BAB I
PENDAHULUAN
A. Latar Belakang
Masalah
Hampir semua orang Islam sepakat akan pentingnya peranan
hadis dalam berbagai disiplin keilmuan Islam seperti tafsir, fiqh, teologi,
akhlaq dan lain sebagainya. Sebab secara struktural hadis merupakan sumber ajaran
Islam yang kedua setelah al-Qur’an, dan secara fungsional hadis dapat berfungsi
sebagai penjelas (bayan) terhadap ayat-ayat yang mujmal atau global. Hal itu
dikuatkan dengan berbagai pernyataan yang gamblang dalam al-Qur’an itu sendiri
yang menunjukkan pentingnya merujuk kepada hadis Nabi.
Akan
tetapi ternyata secara historis, perjalanan hadis tidak sama dengan perjalanan
al-Qur’an.
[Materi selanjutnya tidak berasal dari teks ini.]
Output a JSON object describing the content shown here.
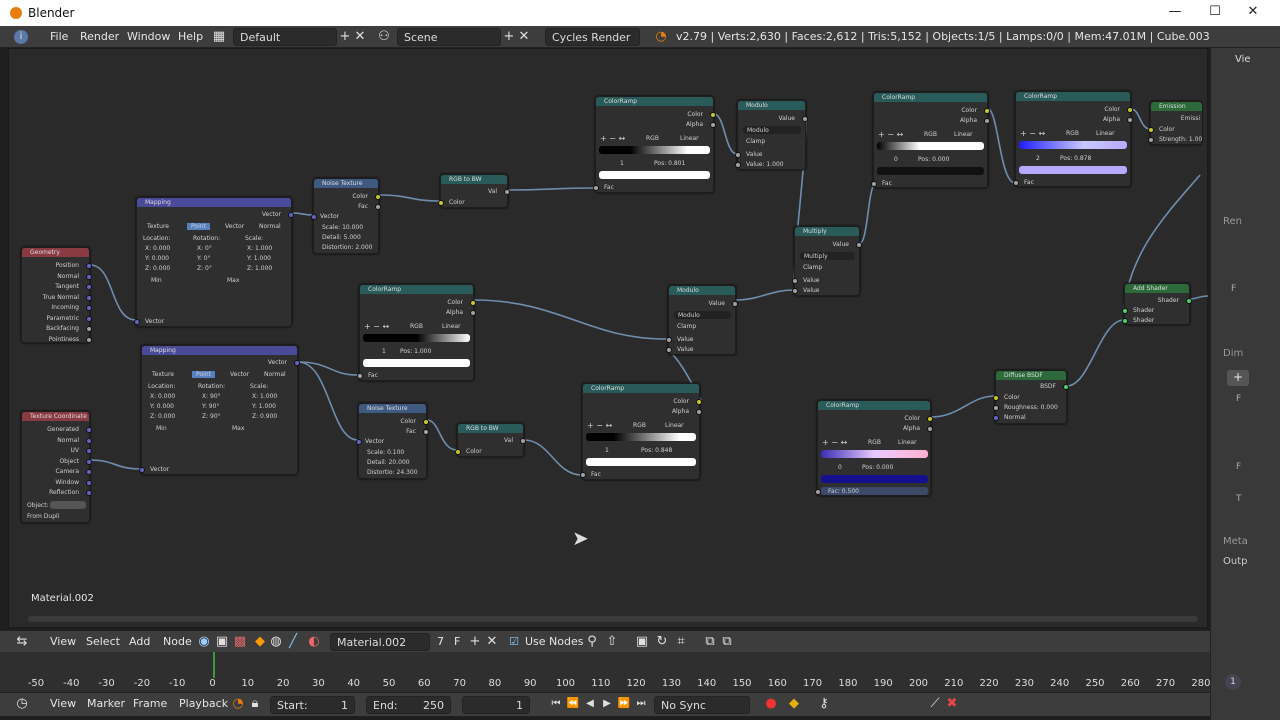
{
  "window": {
    "title": "Blender",
    "minimize": "—",
    "maximize": "☐",
    "close": "✕"
  },
  "info": {
    "menus": [
      "File",
      "Render",
      "Window",
      "Help"
    ],
    "layout": "Default",
    "scene": "Scene",
    "engine": "Cycles Render",
    "stats": "v2.79 | Verts:2,630 | Faces:2,612 | Tris:5,152 | Objects:1/5 | Lamps:0/0 | Mem:47.01M | Cube.003"
  },
  "canvas": {
    "material_label": "Material.002"
  },
  "nodes": {
    "geometry": {
      "title": "Geometry",
      "outs": [
        "Position",
        "Normal",
        "Tangent",
        "True Normal",
        "Incoming",
        "Parametric",
        "Backfacing",
        "Pointiness"
      ]
    },
    "texcoord": {
      "title": "Texture Coordinate",
      "outs": [
        "Generated",
        "Normal",
        "UV",
        "Object",
        "Camera",
        "Window",
        "Reflection"
      ],
      "object": "Object:",
      "dupli": "From Dupli"
    },
    "mapping1": {
      "title": "Mapping",
      "out": "Vector",
      "tabs": [
        "Texture",
        "Point",
        "Vector",
        "Normal"
      ],
      "heads": [
        "Location:",
        "Rotation:",
        "Scale:"
      ],
      "loc": [
        "X:   0.000",
        "Y:   0.000",
        "Z:   0.000"
      ],
      "rot": [
        "X:   0°",
        "Y:   0°",
        "Z:   0°"
      ],
      "scale": [
        "X:   1.000",
        "Y:   1.000",
        "Z:   1.000"
      ],
      "min": "Min",
      "max": "Max",
      "in": "Vector"
    },
    "mapping2": {
      "title": "Mapping",
      "out": "Vector",
      "tabs": [
        "Texture",
        "Point",
        "Vector",
        "Normal"
      ],
      "heads": [
        "Location:",
        "Rotation:",
        "Scale:"
      ],
      "loc": [
        "X:   0.000",
        "Y:   0.000",
        "Z:   0.000"
      ],
      "rot": [
        "X:   90°",
        "Y:   90°",
        "Z:   90°"
      ],
      "scale": [
        "X:   1.000",
        "Y:   1.000",
        "Z:   0.900"
      ],
      "min": "Min",
      "max": "Max",
      "in": "Vector"
    },
    "noise1": {
      "title": "Noise Texture",
      "outs": [
        "Color",
        "Fac"
      ],
      "in": "Vector",
      "vals": [
        "Scale:  10.000",
        "Detail:  5.000",
        "Distortion: 2.000"
      ]
    },
    "noise2": {
      "title": "Noise Texture",
      "outs": [
        "Color",
        "Fac"
      ],
      "in": "Vector",
      "vals": [
        "Scale:  0.100",
        "Detail:  20.000",
        "Distortio: 24.300"
      ]
    },
    "rgbbw1": {
      "title": "RGB to BW",
      "out": "Val",
      "in": "Color"
    },
    "rgbbw2": {
      "title": "RGB to BW",
      "out": "Val",
      "in": "Color"
    },
    "cr1": {
      "title": "ColorRamp",
      "outs": [
        "Color",
        "Alpha"
      ],
      "mode": "RGB",
      "interp": "Linear",
      "idx": "1",
      "pos": "Pos:  0.801",
      "in": "Fac"
    },
    "cr2": {
      "title": "ColorRamp",
      "outs": [
        "Color",
        "Alpha"
      ],
      "mode": "RGB",
      "interp": "Linear",
      "idx": "1",
      "pos": "Pos:  1.000",
      "in": "Fac"
    },
    "cr3": {
      "title": "ColorRamp",
      "outs": [
        "Color",
        "Alpha"
      ],
      "mode": "RGB",
      "interp": "Linear",
      "idx": "1",
      "pos": "Pos:  0.848",
      "in": "Fac"
    },
    "cr4": {
      "title": "ColorRamp",
      "outs": [
        "Color",
        "Alpha"
      ],
      "mode": "RGB",
      "interp": "Linear",
      "idx": "0",
      "pos": "Pos:  0.000",
      "in": "Fac"
    },
    "cr5": {
      "title": "ColorRamp",
      "outs": [
        "Color",
        "Alpha"
      ],
      "mode": "RGB",
      "interp": "Linear",
      "idx": "2",
      "pos": "Pos:  0.878",
      "in": "Fac"
    },
    "cr6": {
      "title": "ColorRamp",
      "outs": [
        "Color",
        "Alpha"
      ],
      "mode": "RGB",
      "interp": "Linear",
      "idx": "0",
      "pos": "Pos:  0.000",
      "fac": "Fac:  0.500"
    },
    "mod1": {
      "title": "Modulo",
      "out": "Value",
      "op": "Modulo",
      "clamp": "Clamp",
      "ins": [
        "Value",
        "Value:  1.000"
      ]
    },
    "mod2": {
      "title": "Modulo",
      "out": "Value",
      "op": "Modulo",
      "clamp": "Clamp",
      "ins": [
        "Value",
        "Value"
      ]
    },
    "mult": {
      "title": "Multiply",
      "out": "Value",
      "op": "Multiply",
      "clamp": "Clamp",
      "ins": [
        "Value",
        "Value"
      ]
    },
    "diffuse": {
      "title": "Diffuse BSDF",
      "out": "BSDF",
      "ins": [
        "Color",
        "Roughness: 0.000",
        "Normal"
      ]
    },
    "addsh": {
      "title": "Add Shader",
      "out": "Shader",
      "ins": [
        "Shader",
        "Shader"
      ]
    },
    "emission": {
      "title": "Emission",
      "out": "Emissi",
      "ins": [
        "Color",
        "Strength: 1.00"
      ]
    }
  },
  "nodehdr": {
    "menus": [
      "View",
      "Select",
      "Add",
      "Node"
    ],
    "material": "Material.002",
    "users": "7",
    "fake": "F",
    "use_nodes": "Use Nodes"
  },
  "ruler": [
    "-50",
    "-40",
    "-30",
    "-20",
    "-10",
    "0",
    "10",
    "20",
    "30",
    "40",
    "50",
    "60",
    "70",
    "80",
    "90",
    "100",
    "110",
    "120",
    "130",
    "140",
    "150",
    "160",
    "170",
    "180",
    "190",
    "200",
    "210",
    "220",
    "230",
    "240",
    "250",
    "260",
    "270",
    "280"
  ],
  "playbar": {
    "menus": [
      "View",
      "Marker",
      "Frame",
      "Playback"
    ],
    "start": "Start:",
    "start_val": "1",
    "end": "End:",
    "end_val": "250",
    "current": "1",
    "sync": "No Sync"
  },
  "rpanel": {
    "tab": "Vie",
    "labels": [
      "Ren",
      "Dim",
      "Meta",
      "Outp",
      "F",
      "F",
      "F",
      "T"
    ],
    "num": "1"
  },
  "colors": {
    "accent": "#e87d0d",
    "wire": "#7aa0c8"
  }
}
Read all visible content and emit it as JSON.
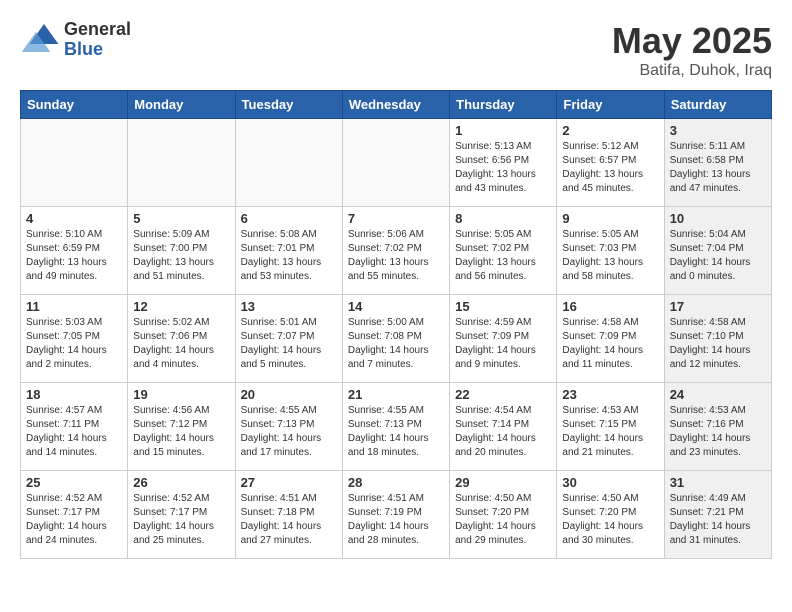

Jika al-Qur’an sejak awalnya sudah diadakan pencatatan secara resmi
oleh para pencatat wahyu atas petunjuk dari Nabi, dan tidak ada tenggang waktu
antara turunnya wahyu dengan penulisannya, maka tidak demikian halnya dengan
hadis Nabi. Jika, al-Qur’an secara normatif telah ada garansi dari Allah, dan
tidak ada keraguan akan otentisitasnya, maka tidak demikian halnya dengan Hadis
Nabi, yang mendapatkan perlakuan berbeda dari al-Qur’an. Bahkan dalam kitab
kitab hadis, terdapat adanya pelarangan penulisan hadis. Hal itu tentunya
mempunyai impliksi-implikasi tersendiri bagi transformasi hadis, terutama pada zaman Nabi.
Pengkodifikasian
al-Qur’an berbeda dengan pengkodifikasian al-hadis yang banyak diriwayatkan
secara ahad, secara individual.Hadis ternyata lebih banyak dipelihara dalam
ingatan daripada dalam catatan yang dimiliki oleh para sahabat, yang pada
masanya diijinkan Nabi untuk mencatat hadis. Hadis yang ada dalam catatan dan
ingatan mereka tersebar secara luas ke berbagai daerah Islam yang dikunjungi
oleh para sahabat, baik untuk keperluan jihad, dakwah maupun niaga/perdagangan.
BAB II
PEMBAHASAN
SEJARAH HADIS PADA MASA
AWAL ISLAM
A. Metode Rasul dalam
Menyampaikan Hadis kepada Sahabat
Bahwa hadis telah ada sejak awal perkembangan Islam adalah
sebuah kenyataan yang tidak dapat diragukan lagi. Sesunggunhya semasa hidup
Rasulullah adalah wajar sekali jika kaum muslimin (para sahabat r.a.)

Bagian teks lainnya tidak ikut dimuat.